Palm oil plays an important role in ensuring food security. Through the industries’ research and development efforts, and investments in advanced technology, the Malaysian palm oil industry can provide the balance between meeting increasing demand and achieving it with as little environmental impact as possible.
What is food security? According to the FAO, food security exists when all people, at all times, have physical and economic access to sufficient, safe and nutritious food to meet their dietary needs and food preferences for an active and healthy life.
In 1999, per capita consumption of fats and oils in food products totaled 31 kilograms.
If world population increases by 80 million per year – there will be an additional demand of 2.5 million tonnes that need to be fulfilled. While 31 kilograms per person, is a global average – there is nothing to indicate that this historical increase in usage has not, and will not, continue in the future.

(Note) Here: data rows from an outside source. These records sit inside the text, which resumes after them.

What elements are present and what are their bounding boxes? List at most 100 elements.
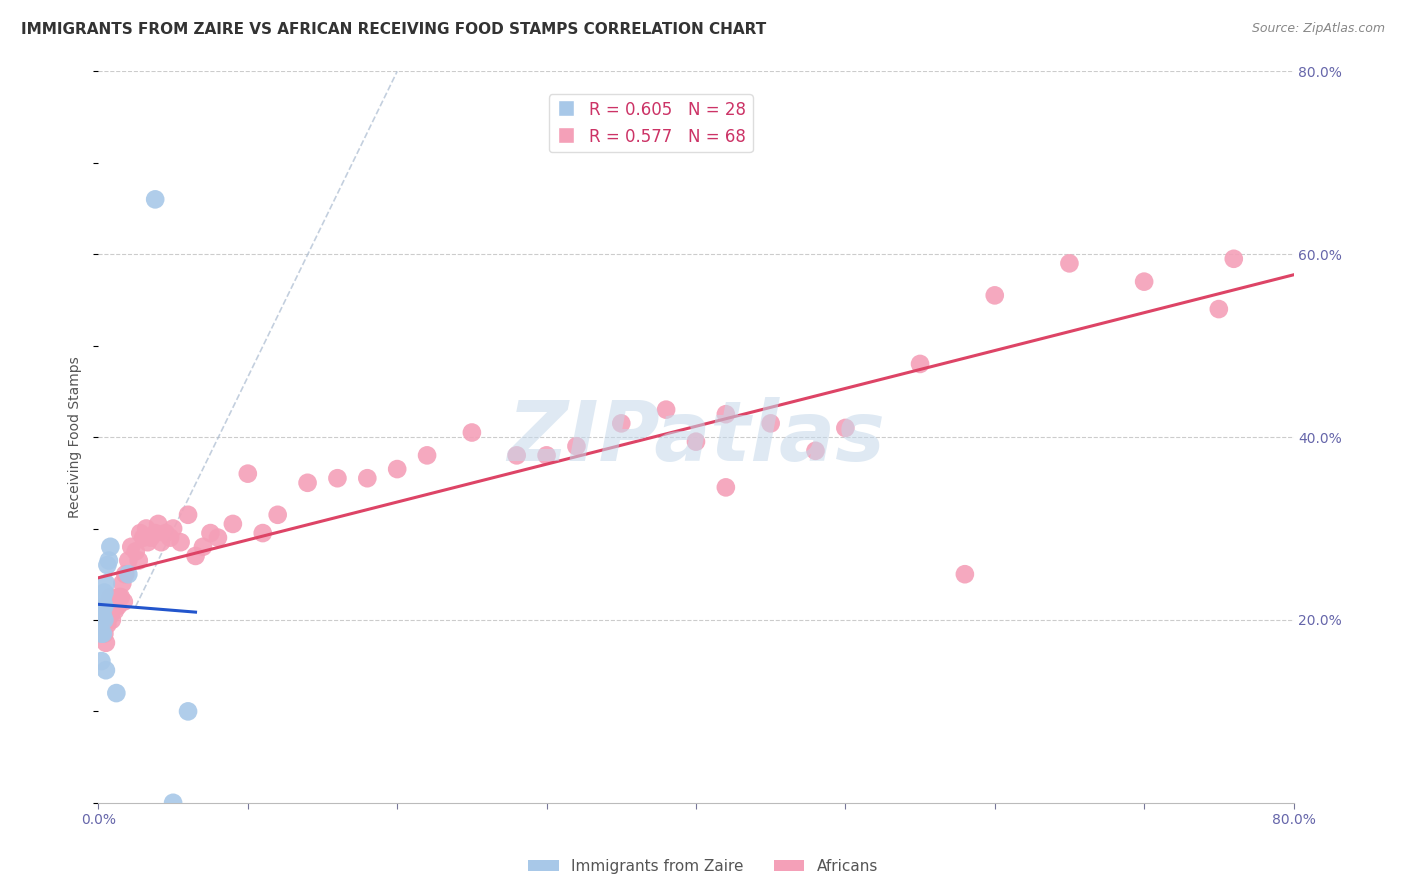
Point: [326, 471, 349, 485]
Point: [143, 526, 166, 541]
Point: [112, 594, 135, 608]
Point: [143, 192, 166, 206]
Point: [222, 516, 245, 531]
Legend: R = 0.605   N = 28, R = 0.577   N = 68: R = 0.605 N = 28, R = 0.577 N = 68: [548, 95, 752, 153]
Point: [105, 594, 128, 608]
Point: [536, 448, 558, 462]
Point: [90, 617, 112, 632]
Point: [89, 594, 111, 608]
Point: [1223, 252, 1246, 266]
Point: [297, 475, 319, 490]
Point: [117, 567, 139, 582]
Point: [98, 540, 122, 554]
Point: [97, 553, 120, 567]
Point: [90, 613, 112, 627]
Point: [252, 526, 274, 541]
Point: [759, 417, 782, 431]
Point: [117, 553, 139, 567]
Point: [714, 407, 737, 421]
Point: [356, 471, 378, 485]
Point: [1059, 256, 1081, 270]
Point: [91, 604, 114, 618]
Point: [91, 594, 114, 608]
Point: [804, 443, 827, 458]
Point: [685, 434, 707, 449]
Text: IMMIGRANTS FROM ZAIRE VS AFRICAN RECEIVING FOOD STAMPS CORRELATION CHART: IMMIGRANTS FROM ZAIRE VS AFRICAN RECEIVI…: [21, 22, 766, 37]
Point: [105, 686, 128, 700]
Point: [108, 590, 131, 604]
Point: [132, 531, 155, 545]
Point: [90, 626, 112, 640]
Point: [114, 567, 136, 582]
Point: [89, 608, 111, 623]
Point: [155, 526, 177, 541]
Point: [191, 540, 214, 554]
Point: [89, 599, 111, 614]
Point: [1208, 301, 1230, 317]
Point: [93, 613, 115, 627]
Point: [461, 425, 484, 440]
Point: [162, 796, 184, 810]
Point: [91, 608, 114, 623]
Point: [93, 599, 115, 614]
Point: [96, 558, 118, 573]
Point: [150, 535, 173, 549]
Point: [98, 590, 122, 604]
Point: [565, 439, 588, 453]
Y-axis label: Receiving Food Stamps: Receiving Food Stamps: [69, 356, 83, 518]
Text: Source: ZipAtlas.com: Source: ZipAtlas.com: [1251, 22, 1385, 36]
Point: [177, 508, 200, 522]
Point: [107, 599, 129, 614]
Point: [984, 288, 1007, 302]
Point: [385, 462, 409, 476]
Point: [953, 567, 976, 582]
Point: [714, 480, 737, 494]
Point: [101, 613, 124, 627]
Point: [136, 535, 159, 549]
Point: [91, 590, 114, 604]
Point: [506, 448, 529, 462]
Legend: Immigrants from Zaire, Africans: Immigrants from Zaire, Africans: [522, 853, 884, 880]
Point: [97, 599, 120, 614]
Point: [96, 617, 118, 632]
Point: [111, 576, 134, 591]
Point: [90, 608, 112, 623]
Point: [94, 636, 117, 650]
Point: [103, 599, 125, 614]
Point: [1133, 275, 1156, 289]
Point: [93, 599, 115, 614]
Point: [200, 526, 222, 541]
Point: [93, 626, 115, 640]
Point: [162, 521, 184, 535]
Point: [90, 604, 112, 618]
Point: [128, 553, 150, 567]
Point: [93, 585, 115, 599]
Point: [908, 357, 931, 371]
Point: [125, 544, 148, 558]
Point: [177, 705, 200, 719]
Point: [90, 654, 112, 668]
Point: [94, 663, 117, 677]
Point: [104, 604, 127, 618]
Point: [139, 531, 162, 545]
Point: [91, 599, 114, 614]
Point: [655, 402, 678, 417]
Point: [129, 526, 152, 541]
Point: [89, 599, 111, 614]
Point: [236, 467, 259, 481]
Point: [98, 608, 122, 623]
Point: [169, 535, 191, 549]
Point: [159, 531, 181, 545]
Point: [184, 549, 207, 563]
Point: [834, 421, 856, 435]
Point: [610, 417, 633, 431]
Point: [90, 594, 112, 608]
Point: [110, 590, 132, 604]
Point: [135, 521, 157, 535]
Point: [120, 540, 142, 554]
Point: [91, 626, 114, 640]
Point: [207, 531, 229, 545]
Point: [267, 508, 290, 522]
Point: [148, 516, 170, 531]
Point: [94, 576, 117, 591]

That fulfillment is not possible without greater yields, which is why the Malaysian palm oil industry has invested heavily in ensuring that oil palm yields are increased. With land devoted for agriculture development becoming scarce, palm oil’s contribution to ensure food security will come from successful research carried out in Malaysia, whereby cloned oil palms, capable of producing 25 to 50 percent more fresh fruit bunch yield are already planted in the fields. As such, higher land productivity than that obtained currently, can be expected from oil palm in the future, without resorting to felling more new land.
Additionally, palm oil is a nutritious and calorie rich food. It has no trans fats, which scientists have learned can have harmful consequences when consumed in large amounts. As a result, the American Heart Association has consistently stated that trans-fats have a more harmful health impact than saturated fats. Many national and sub-national governments have restricted or banned the use of trans-fats as a result.